I've been sent a HDD of new and updated files from an organisation that we are working with, but we already have most of the files sitting on our servers, and would like to update our local versions to match theirs.

Normally, this would be a job for something like rsync, but our problem is that the directory structure they provide is very poorly organised and we've had to rearrange their files in the past to work best with our systems.

So, my question is:

How can I find out which files in the set they have provided are new or different to the versions that we have, when the directory structures are different?

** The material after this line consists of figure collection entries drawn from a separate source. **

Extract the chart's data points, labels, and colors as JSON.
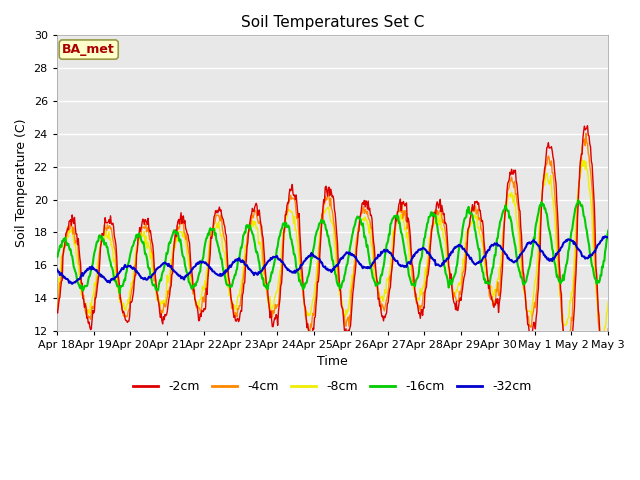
{
  "title": "Soil Temperatures Set C",
  "xlabel": "Time",
  "ylabel": "Soil Temperature (C)",
  "ylim": [
    12,
    30
  ],
  "xlim": [
    0,
    15
  ],
  "legend_labels": [
    "-2cm",
    "-4cm",
    "-8cm",
    "-16cm",
    "-32cm"
  ],
  "legend_colors": [
    "#dd0000",
    "#ff8800",
    "#eeee00",
    "#00cc00",
    "#0000cc"
  ],
  "annotation_text": "BA_met",
  "tick_labels": [
    "Apr 18",
    "Apr 19",
    "Apr 20",
    "Apr 21",
    "Apr 22",
    "Apr 23",
    "Apr 24",
    "Apr 25",
    "Apr 26",
    "Apr 27",
    "Apr 28",
    "Apr 29",
    "Apr 30",
    "May 1",
    "May 2",
    "May 3"
  ],
  "tick_positions": [
    0,
    1,
    2,
    3,
    4,
    5,
    6,
    7,
    8,
    9,
    10,
    11,
    12,
    13,
    14,
    15
  ],
  "yticks": [
    12,
    14,
    16,
    18,
    20,
    22,
    24,
    26,
    28,
    30
  ],
  "figsize": [
    6.4,
    4.8
  ],
  "dpi": 100
}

Once that question is answered, we can update the changed files, and work out where to put the new files on our system, probably somewhat manually.

ewwhite
  • 197,159
  • 92
  • 443
  • 809
David Dean
  • 441
  • 1
  • 6
  • 11
  • possible duplicate of [Linux: Diff Two Directories?](http://serverfault.com/questions/190503/linux-diff-two-directories) – quanta Sep 10 '12 at 02:40
  • http://serverfault.com/questions/59108/how-to-compare-differences-between-directories-linux – quanta Sep 10 '12 at 02:40
  • 2
    Not a duplicate, files can have different names or be in different subdirectories, `diff` won't help here – Hubert Kario Sep 12 '12 at 17:54

2 Answers2

3

Ok, here is my first attempt at something. It seems to work moderately well for what I need, but I am open to better suggestions:

First, get md5sums of all the files in both our filesystem and the new data:

find /location/of/data -type f -exec md5sum {} ';' > our.md5sums
find /media/newdisk -type f -exec md5sum {} ';' > their.md5sums

And I wrote a short python script called md5diff.py:

#!/usr/bin/env python
import sys
print "Comparing", sys.argv[1], "to", sys.argv[2]

# Create a dictionary based upon the hashes in source B
dict = {}
for line in open(sys.argv[2]):
    p = line.partition(' ')
    dict[p[0]] = p[2].strip()


# Now go through source A and report where the file is in source B
for line in open(sys.argv[1]):
    p = line.partition(' ')
    if p[0] in dict:
        print line.strip(), "(", sys.argv[2], ":",dict[p[0]], ")"
    else:
        print line.strip(), "NOT IN", sys.argv[2]

So now I can use

./md5diff.py their.md5sums our.md5sums

And if I add in a | grep "NOT IN" it will only list the files on their media that we don't already have (or is different from what we have). From their I can start to manually attack the known differences.

David Dean
  • 441
  • 1
  • 6
  • 11
  • Seems like around about way. Couldn't you just do an ls and strip the paths to compare the file names only, rather than a hash of the whole file? – Mark Henderson Sep 10 '12 at 02:01
  • file names are not necessarily unique, and we need to know when a file changes (so the hash would change too). – David Dean Sep 10 '12 at 02:08
1

You don't have to MD5 to compare modification time changes. With that said, you could probably (barring a huge data set) copy the new and updated files to local storage, use a tool like fslint to identify duplicates, then use modification times (not just MD5sums) to reconcile everything else.

One important question is, how do you know if a file has been updated if the path isn't the same on the new storage? If file names aren't unique ("Sales Report August 2012.xls" could apply to many departments, for example), then how do you know when you are updating an existing file versus overwriting an existing file with unrelated content?

I would err on the side of caution and keep everything, file paths included. You can identify identical files and create symlinks to the originals for a poor man's deduplication system, but in reality your storage system should handle that for you. The worst-case scenario is trashing user data just to save space.

Joel E Salas
  • 5,572
  • 16
  • 25